Sobre la cama, la novia con su vestido de ceremonia subido hasta la cintura. El testigo, desnudo salvo calcetines, clavado hasta el fondo en sus muslos abiertos a 180 grados. Nos miran boquiabiertos.
El despertar de la pasión: la irrupción en la suite
—¡Marjorie! ¡Puta! ¡El día de nuestra boda!
Ella, serena: —¡Y tú, cariño? ¡Vienes a sermonearme con la polla al aire, llena de leche! ¿De esta tía tetona con tanga colgando? ¿Tu prima, no? ¡Qué cara!
El testigo, Fabien, el más avergonzado. Clavado en la novia del novio. Eyacula por la sorpresa. Chorros en el vientre, vestido, moqueta. Polla a media asta. Quiere huir. Ella lo frena: —¡Tú te quedas!
—¿Uno a uno? —dice ella—. ¿Seguimos la noche de bodas? ¿Cómo?
Él protesta. Ella contraataca. Igualdad. Propone partida a cuatro. O tríos. Yo chupo la polla de Fabien. Sabe a corrida. Se pone dura. ¡Qué verga de mulo!
La pasión sin límites: orgía desenfrenada
Rodolphe pone a Marjorie a cuatro patas, vestido sobre la cabeza. La penetra. Ella gime: —¡Sí, fóllame fuerte! ¡Me corro!

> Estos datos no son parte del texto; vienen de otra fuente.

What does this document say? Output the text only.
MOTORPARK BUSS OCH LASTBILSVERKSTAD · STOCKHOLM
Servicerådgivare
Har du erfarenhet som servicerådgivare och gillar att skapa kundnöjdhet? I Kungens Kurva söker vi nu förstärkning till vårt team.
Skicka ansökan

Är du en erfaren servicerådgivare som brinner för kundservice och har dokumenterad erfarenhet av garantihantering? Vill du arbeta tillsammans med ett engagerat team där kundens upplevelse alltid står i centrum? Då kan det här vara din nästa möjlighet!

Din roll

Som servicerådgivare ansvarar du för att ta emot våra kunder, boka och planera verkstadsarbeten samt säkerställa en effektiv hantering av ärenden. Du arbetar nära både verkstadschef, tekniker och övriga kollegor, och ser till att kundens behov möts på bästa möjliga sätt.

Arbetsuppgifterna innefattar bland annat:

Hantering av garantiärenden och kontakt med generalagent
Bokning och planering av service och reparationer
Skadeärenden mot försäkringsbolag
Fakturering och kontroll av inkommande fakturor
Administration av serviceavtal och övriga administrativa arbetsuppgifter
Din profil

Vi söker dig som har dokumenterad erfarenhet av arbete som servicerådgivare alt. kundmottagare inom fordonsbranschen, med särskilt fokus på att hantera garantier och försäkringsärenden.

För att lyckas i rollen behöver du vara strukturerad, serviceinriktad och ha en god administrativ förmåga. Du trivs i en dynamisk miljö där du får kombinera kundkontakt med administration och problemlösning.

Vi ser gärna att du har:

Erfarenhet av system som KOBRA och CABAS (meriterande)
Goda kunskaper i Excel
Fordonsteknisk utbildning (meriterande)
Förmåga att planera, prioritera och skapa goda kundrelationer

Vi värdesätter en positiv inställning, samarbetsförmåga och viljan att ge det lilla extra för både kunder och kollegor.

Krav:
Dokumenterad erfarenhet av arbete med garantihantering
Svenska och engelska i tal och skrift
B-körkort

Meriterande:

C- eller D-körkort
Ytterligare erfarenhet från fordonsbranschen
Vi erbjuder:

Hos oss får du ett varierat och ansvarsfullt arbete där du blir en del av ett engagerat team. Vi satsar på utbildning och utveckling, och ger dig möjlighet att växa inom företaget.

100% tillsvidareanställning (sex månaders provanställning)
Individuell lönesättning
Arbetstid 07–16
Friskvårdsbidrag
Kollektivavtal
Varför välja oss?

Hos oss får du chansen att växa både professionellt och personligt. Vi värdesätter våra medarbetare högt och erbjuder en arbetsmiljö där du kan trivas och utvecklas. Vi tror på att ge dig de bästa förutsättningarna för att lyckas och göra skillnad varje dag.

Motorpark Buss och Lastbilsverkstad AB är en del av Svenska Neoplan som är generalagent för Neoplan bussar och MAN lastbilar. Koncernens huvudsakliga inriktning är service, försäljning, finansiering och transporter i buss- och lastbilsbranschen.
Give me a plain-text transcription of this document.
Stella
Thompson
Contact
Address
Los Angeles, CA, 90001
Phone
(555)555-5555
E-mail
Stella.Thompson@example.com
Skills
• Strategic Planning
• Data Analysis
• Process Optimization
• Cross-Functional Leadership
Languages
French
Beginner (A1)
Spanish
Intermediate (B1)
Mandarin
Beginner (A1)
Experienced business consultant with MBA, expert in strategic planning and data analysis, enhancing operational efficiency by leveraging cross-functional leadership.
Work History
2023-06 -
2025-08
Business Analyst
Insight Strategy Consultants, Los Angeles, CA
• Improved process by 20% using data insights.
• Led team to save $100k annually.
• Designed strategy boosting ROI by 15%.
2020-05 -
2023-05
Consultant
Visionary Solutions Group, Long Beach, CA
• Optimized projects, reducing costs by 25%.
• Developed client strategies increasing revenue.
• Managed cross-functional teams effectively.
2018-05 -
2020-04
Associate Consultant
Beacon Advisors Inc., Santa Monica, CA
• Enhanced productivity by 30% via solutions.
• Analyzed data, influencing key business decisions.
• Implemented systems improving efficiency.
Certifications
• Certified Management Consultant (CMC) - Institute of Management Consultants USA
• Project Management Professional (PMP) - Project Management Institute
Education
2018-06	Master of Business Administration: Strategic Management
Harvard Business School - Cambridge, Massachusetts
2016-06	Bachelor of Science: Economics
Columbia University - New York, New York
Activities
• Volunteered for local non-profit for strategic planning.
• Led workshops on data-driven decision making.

Me subo al king size. Rodolphe me folla vaginal y clítoris. Explosión. Grito. Marjorie me besa, aprieto sus tetas. Ella se corre.
Cambio. Quiero su leche en mi coño. Contraigo. Él mira a su mujer empalada. Dedo en su culo. Siente la verga de Fabien. Cascada de orgasmos. Corridas dentro.
Pausa. Champán. Lo vierten sobre nosotras. Lenguas lamen. Duchas. Folleteo resbaladizo. Risas. Sesenta y nueve con Marjorie. Coño depilado, clítoris hinchado, lleno de leche.
Al amanecer. Despierto con polla entre nalgas. Es Rodolphe. Abro piernas. Me folla. Ve a su mujer con Fabien. Pide cambio. Me abre el culo. Dolor. Me masturbo. Eyacula dentro. Total: perdí todas mis virginidades.
Secreto guardado. Nadie sospecha. Esa noche, transgredí todo. Placer prohibido. Intensidad única. Orgasmos reales. Sueños de niña cumplidos. Satisfacción profunda. Osé. Y valió cada riesgo.